6 thoughts on “Should Fianna Fáil run a presidential candidate?

  1. A political party, established primarily to secure and retain power, and which selected policies and issues opportunistically to gain electoral advantage – and discarded them when they were preceived to have lost electoral value – was bound to run out of road at some stage. The original ‘stupid party’, the UK Tory Party (prepared to do or say anthing to secure or retain power), always had a core centre-right, conservative electoral base, so that, even when out of power, it retained a resaonable hope of securing it by appealing to swing voters. FF retained almost 400,000 first preferences on 25 Feb., but, with the prospect of power remote, many of these voters may be asking ‘what is FF really for?’ – and the swing voters they will require to make any advance are unlikely to forget in a hurry the mess they made when last in power.

  2. I disagree that it’s a mystery why the party isn’t running a candidate. It is more mysterious how they communicated and managed this decision. Fianna Fáil had little chance of winning and I don’t think you can compare getting 15 per cent in running a candidate and 0 per cent without one.

    There is however a good argument that a political organisation needs to ‘keep fit’, and testing itself in less important elections such as the presidential election enables this, and it allows the party to gauge its organisational strength

    If Fianna Fáil doesn’t have the resources, financial, organisational or in terms of a potential candidate, it could have made a virtue out of necessity, by saying that the last two presidents were essentially non-party, and have shown that the people don’t want a partisan president. They could have then said they’d facilitate the nomination of a suitable independent candidate.

    The Gay Byrne-strategy might have worked had it been planned and executed properly – so Byrne (or whatever candidate) had decided in advance he was willing to run and Byrne hadn’t told the world that Martin had phoned him offering FF support. Fianna Fáil would have had the satisfaction of possibly beating Labour and Fine Gael and getting some of the associated glory, yet not having had committed resources. This was a mistake in execution rather than strategy.

  3. Let FF have a free vote and let each TD/Sen support whoever they want to.

    But Martin himself is also part of the problmen in that he was at the heart of all that went wrong in the past and did nothing to stop it or to speak up, and his flaws are becoming more evident. His fondness for reports and committees and weakness when it came to making decisions was hard won – we can now see why.

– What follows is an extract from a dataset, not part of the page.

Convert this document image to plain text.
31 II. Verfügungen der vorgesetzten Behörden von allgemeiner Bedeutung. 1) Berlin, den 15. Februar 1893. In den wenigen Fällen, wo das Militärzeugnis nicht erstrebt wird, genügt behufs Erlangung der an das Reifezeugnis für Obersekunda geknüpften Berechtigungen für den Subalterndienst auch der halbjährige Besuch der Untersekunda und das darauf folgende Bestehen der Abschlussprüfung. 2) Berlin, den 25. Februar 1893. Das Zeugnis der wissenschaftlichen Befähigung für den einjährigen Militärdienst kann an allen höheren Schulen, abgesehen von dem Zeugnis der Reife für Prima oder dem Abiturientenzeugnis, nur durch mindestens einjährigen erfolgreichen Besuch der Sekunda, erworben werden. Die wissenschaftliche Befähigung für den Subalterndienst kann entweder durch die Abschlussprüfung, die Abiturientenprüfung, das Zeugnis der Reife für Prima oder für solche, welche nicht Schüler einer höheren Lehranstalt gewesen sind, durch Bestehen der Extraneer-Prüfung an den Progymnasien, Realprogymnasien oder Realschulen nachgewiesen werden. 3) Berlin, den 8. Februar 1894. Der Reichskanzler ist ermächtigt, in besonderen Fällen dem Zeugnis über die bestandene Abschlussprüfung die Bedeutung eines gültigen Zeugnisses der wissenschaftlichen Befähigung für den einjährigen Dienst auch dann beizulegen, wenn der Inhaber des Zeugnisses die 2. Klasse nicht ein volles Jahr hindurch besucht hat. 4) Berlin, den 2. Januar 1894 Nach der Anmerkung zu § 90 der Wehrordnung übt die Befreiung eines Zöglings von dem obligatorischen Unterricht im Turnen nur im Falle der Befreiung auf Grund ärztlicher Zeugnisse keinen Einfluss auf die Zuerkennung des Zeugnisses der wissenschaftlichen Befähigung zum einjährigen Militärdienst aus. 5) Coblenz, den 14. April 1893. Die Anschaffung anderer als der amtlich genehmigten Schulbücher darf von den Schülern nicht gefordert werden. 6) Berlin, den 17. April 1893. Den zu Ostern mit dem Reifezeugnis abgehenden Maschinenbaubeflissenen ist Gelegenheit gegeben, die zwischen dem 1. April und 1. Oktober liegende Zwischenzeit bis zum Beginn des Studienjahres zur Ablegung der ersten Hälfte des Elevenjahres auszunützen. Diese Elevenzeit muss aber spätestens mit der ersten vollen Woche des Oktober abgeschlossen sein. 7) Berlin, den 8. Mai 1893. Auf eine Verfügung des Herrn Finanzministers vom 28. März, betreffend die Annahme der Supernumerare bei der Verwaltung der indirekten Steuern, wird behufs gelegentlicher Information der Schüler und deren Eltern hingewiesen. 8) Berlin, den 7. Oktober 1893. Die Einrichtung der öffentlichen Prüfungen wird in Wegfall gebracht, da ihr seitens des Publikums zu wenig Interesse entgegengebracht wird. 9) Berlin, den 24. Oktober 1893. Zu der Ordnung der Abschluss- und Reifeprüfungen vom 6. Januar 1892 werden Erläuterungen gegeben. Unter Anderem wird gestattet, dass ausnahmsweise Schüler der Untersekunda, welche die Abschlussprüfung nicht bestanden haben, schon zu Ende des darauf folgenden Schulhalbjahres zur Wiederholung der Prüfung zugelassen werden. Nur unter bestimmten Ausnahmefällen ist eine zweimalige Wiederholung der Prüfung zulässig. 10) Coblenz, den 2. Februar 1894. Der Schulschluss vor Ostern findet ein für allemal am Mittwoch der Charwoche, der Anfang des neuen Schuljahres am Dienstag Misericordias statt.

    • It seems to be the right move as the FF brand is still toxic and the party should conserve their energies for 2014. However as other posters have suggested, They should have used their votes to ensure independents could enter the race.
      Had this happened they could have claimed that they were allowing democracy to prevail against an outdated nomination system which vastly favors political party candidates.

  4. Had there been some more distance between the general and presidential elections, Fianna Fáil might have been able to overcome its current disarray and at least begin the comeback with a passionate campaign. The TV3 documentary showed that these guys are still in the denial stages of recovery and thus have a long way to go before they can muster the unity required to formulate rational strategies, never mind making tangible gains.

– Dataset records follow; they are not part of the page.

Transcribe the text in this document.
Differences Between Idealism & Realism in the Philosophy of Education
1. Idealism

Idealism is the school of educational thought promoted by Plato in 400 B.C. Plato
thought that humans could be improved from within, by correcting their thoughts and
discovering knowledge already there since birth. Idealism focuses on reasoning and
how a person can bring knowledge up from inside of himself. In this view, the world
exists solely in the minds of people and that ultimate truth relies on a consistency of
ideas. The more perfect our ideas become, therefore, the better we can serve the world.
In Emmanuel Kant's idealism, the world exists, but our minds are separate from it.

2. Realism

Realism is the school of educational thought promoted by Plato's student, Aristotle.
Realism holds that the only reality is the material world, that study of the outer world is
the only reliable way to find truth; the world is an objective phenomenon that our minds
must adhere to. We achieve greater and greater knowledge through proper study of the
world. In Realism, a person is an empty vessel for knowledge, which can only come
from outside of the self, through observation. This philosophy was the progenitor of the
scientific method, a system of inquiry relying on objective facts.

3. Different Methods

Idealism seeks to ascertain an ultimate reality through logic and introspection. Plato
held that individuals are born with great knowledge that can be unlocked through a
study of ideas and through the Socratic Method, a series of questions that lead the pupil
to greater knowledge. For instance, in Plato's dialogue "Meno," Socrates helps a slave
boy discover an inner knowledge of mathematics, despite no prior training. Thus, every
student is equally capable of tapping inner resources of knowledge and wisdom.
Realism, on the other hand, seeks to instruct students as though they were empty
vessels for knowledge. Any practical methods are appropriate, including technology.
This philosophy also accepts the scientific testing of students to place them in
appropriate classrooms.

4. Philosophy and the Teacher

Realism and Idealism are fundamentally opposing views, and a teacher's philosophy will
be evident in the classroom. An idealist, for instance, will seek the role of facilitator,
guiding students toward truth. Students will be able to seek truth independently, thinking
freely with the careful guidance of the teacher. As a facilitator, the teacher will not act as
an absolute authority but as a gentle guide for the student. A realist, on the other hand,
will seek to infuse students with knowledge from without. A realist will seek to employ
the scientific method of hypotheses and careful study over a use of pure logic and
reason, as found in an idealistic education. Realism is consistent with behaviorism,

    Moreover, this situation is another nail for Sinn Féin to hammer into their coffin.

    At this stage the best thing is probably to stay out so that they do not have another poll rating which looks bad compared to SF’s, because this time I reckon SF might out-poll them.

  5. Nice explication of the various scenarios.

    Dr O’Malley makes a strong point too I feel- execution was ludicrous. Today saw Martin finally clamber back on top of things- halting Ó Murchú’s bid was critical. But the indecision in between!

    Was there a case (even as late in the day as this) for not halting members from backing independents? They could certainly do with sponsoring a Norris-torpedo aimed at SF and the others. Amidst all this, probably no small wonder that yesterday FF advertised for a Communications Co-ordinator.